Но все их усилия пропадали даром: Юрий Заховинов даже и не глядел на них – они для него не существовали. А между тем его здоровая и крепкая юная природа уже говорила ему о женской красоте, он уже начинал понимать, что такое любовь и страсть и какую могучую и законную роль они играют в жизни. Что же избавляло его от увлечений? Все та же гордость, все то же сознание своей грядущей судьбы, для которой он готовился, которую ждал страстно, всем существом своим, которая пока и была его единой любовью, поглощавшей все его помыслы, все его чувства.
Переносить это ожидание помогали только книги – и в двадцать лет Заховинов поражал профессоров своими разносторонними серьезными познаниями.
Университетский курс был им пройден. В это время он получил от отца письмо и поехал в Россию, в Москву, где должен был свидеться с князем. Отец и сын прожили вместе более недели. Князь сделал все, чтобы произвести наилучшее впечатление на юношу, который был ему мил, напоминая его молодое, горячее увлечение деревенской красавицей.
Он предложил Юрию ехать в Петербург и начать там службу, обещал ему протекцию, обеспеченность, прекрасную будущность. Он просил только одного – скромности и большого такта в отношениях с его семьей. Это было необходимо прежде всего для самого же молодого человека, и князь, разглядев его, не сомневался, что он способен держать себя с тактом.

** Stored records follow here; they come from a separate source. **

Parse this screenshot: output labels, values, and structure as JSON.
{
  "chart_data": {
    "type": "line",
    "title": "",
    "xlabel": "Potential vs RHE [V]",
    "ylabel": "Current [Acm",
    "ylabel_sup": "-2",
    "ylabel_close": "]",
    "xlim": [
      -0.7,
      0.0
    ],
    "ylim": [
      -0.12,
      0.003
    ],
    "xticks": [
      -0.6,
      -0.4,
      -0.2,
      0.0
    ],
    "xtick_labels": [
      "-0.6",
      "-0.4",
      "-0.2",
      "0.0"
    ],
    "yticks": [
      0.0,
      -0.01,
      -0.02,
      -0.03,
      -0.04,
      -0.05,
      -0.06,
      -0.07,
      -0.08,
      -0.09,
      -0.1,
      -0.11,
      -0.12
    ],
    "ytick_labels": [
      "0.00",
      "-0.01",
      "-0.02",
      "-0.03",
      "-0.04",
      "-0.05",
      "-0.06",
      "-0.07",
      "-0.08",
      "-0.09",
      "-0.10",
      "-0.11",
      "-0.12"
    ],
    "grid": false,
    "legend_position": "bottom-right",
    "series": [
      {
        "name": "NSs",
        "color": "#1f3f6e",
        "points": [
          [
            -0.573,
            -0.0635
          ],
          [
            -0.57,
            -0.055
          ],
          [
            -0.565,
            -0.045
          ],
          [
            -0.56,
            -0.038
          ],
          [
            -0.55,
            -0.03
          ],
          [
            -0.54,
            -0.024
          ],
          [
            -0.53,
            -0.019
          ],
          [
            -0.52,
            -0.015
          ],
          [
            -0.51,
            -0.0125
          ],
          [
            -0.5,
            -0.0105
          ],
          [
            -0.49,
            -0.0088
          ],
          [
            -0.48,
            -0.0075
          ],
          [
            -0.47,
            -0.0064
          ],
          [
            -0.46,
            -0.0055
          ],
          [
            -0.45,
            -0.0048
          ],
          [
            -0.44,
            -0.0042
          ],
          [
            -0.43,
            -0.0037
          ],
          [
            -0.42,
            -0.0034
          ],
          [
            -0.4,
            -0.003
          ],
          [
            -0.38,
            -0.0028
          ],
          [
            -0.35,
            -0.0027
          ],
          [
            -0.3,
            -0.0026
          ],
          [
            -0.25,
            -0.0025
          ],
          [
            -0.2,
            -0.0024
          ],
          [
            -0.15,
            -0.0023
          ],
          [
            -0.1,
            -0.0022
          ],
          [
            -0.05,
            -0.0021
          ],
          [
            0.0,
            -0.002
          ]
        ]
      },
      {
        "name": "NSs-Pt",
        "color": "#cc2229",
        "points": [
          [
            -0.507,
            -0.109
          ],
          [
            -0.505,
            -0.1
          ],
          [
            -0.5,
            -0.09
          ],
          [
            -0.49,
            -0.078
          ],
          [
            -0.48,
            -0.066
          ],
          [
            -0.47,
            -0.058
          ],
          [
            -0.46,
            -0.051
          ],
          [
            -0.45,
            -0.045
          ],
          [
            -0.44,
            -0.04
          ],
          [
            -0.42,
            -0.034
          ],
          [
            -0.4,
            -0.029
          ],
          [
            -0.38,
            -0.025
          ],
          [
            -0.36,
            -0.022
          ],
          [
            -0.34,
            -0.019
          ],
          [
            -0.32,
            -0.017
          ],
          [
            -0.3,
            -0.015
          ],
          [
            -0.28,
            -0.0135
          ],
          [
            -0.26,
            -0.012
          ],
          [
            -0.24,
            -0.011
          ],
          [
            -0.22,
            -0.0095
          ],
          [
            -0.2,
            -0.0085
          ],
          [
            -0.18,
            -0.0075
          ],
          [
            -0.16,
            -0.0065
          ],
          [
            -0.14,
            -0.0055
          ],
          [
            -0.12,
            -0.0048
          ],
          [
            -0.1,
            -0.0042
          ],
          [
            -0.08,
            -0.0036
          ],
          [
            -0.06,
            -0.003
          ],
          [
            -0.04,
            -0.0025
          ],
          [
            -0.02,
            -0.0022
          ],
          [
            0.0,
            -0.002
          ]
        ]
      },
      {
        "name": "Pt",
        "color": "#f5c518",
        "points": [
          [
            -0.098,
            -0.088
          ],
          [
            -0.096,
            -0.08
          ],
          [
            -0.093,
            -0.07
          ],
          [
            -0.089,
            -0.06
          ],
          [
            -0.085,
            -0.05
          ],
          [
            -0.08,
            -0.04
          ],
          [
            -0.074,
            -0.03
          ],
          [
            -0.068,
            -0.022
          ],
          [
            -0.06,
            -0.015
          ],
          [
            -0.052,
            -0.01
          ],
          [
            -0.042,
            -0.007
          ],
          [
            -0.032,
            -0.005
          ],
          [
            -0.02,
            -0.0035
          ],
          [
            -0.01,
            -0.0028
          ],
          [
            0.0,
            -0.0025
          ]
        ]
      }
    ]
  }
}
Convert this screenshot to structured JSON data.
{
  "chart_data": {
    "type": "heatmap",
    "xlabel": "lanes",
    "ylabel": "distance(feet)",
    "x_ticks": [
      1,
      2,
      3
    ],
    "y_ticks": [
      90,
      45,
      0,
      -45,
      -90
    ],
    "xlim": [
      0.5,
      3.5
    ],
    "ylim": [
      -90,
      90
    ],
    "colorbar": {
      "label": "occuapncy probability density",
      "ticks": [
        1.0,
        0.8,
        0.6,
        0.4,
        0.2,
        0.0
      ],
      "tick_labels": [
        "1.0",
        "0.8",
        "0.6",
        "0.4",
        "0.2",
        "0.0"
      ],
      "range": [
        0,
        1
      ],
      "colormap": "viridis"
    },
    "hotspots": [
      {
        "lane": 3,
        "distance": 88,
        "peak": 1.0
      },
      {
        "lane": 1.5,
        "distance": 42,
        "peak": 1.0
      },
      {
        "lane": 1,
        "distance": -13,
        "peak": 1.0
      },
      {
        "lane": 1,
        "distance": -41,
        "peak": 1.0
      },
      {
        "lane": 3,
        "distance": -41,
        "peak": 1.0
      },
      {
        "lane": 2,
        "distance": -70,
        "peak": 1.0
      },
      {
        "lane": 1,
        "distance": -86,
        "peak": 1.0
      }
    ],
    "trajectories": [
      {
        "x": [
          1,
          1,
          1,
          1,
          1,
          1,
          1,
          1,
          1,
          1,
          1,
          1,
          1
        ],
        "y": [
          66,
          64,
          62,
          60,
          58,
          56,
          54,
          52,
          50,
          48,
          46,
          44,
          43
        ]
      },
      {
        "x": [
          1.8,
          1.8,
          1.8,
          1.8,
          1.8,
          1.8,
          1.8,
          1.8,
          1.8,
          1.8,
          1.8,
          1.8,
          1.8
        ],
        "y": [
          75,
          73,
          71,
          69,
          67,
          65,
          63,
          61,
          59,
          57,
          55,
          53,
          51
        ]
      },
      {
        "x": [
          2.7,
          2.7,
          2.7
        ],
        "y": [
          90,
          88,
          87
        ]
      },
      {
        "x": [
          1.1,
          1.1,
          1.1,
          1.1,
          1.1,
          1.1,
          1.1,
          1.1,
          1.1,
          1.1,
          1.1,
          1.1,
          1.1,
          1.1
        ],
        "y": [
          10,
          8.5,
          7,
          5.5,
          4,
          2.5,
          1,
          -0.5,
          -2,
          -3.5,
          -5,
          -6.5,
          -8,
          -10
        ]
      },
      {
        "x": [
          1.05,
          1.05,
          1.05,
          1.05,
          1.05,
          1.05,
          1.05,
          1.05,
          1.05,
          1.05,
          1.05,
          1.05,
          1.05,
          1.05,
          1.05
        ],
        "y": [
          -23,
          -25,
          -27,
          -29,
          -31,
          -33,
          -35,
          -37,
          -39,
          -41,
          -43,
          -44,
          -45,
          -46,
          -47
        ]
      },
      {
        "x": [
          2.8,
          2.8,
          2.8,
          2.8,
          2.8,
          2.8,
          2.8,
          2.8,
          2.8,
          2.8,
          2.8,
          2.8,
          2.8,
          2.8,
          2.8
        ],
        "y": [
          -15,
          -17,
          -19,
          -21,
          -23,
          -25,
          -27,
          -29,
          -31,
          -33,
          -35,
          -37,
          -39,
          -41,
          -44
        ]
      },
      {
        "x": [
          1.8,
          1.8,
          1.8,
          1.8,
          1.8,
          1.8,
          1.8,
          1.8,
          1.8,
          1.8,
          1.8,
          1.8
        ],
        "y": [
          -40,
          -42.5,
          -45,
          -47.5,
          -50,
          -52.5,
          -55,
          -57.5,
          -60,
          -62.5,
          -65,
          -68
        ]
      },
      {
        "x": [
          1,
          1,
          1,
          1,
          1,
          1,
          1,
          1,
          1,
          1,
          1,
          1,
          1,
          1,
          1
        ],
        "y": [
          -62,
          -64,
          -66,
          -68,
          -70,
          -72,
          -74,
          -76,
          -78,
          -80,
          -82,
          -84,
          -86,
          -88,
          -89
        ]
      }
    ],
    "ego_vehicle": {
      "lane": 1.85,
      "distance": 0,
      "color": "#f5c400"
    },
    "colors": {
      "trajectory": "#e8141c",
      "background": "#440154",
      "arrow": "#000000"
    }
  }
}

Юрий Заховинов решительно отказался от Петербурга и просил князя разрешить ему снова вернуться за границу «для усовершенствования в науках». Князь подумал и согласился.
Но прежде чем снова покинуть Россию, Юрий приехал в деревню поклониться праху матери. Там все было пусто: отец Петр и его жена умерли один за другим года три тому назад. Николай был в Киеве, кончал ученье, и в скором времени должен был вернуться в имение князя священником. Таково было его желание, на которое уже последовало княжеское согласие.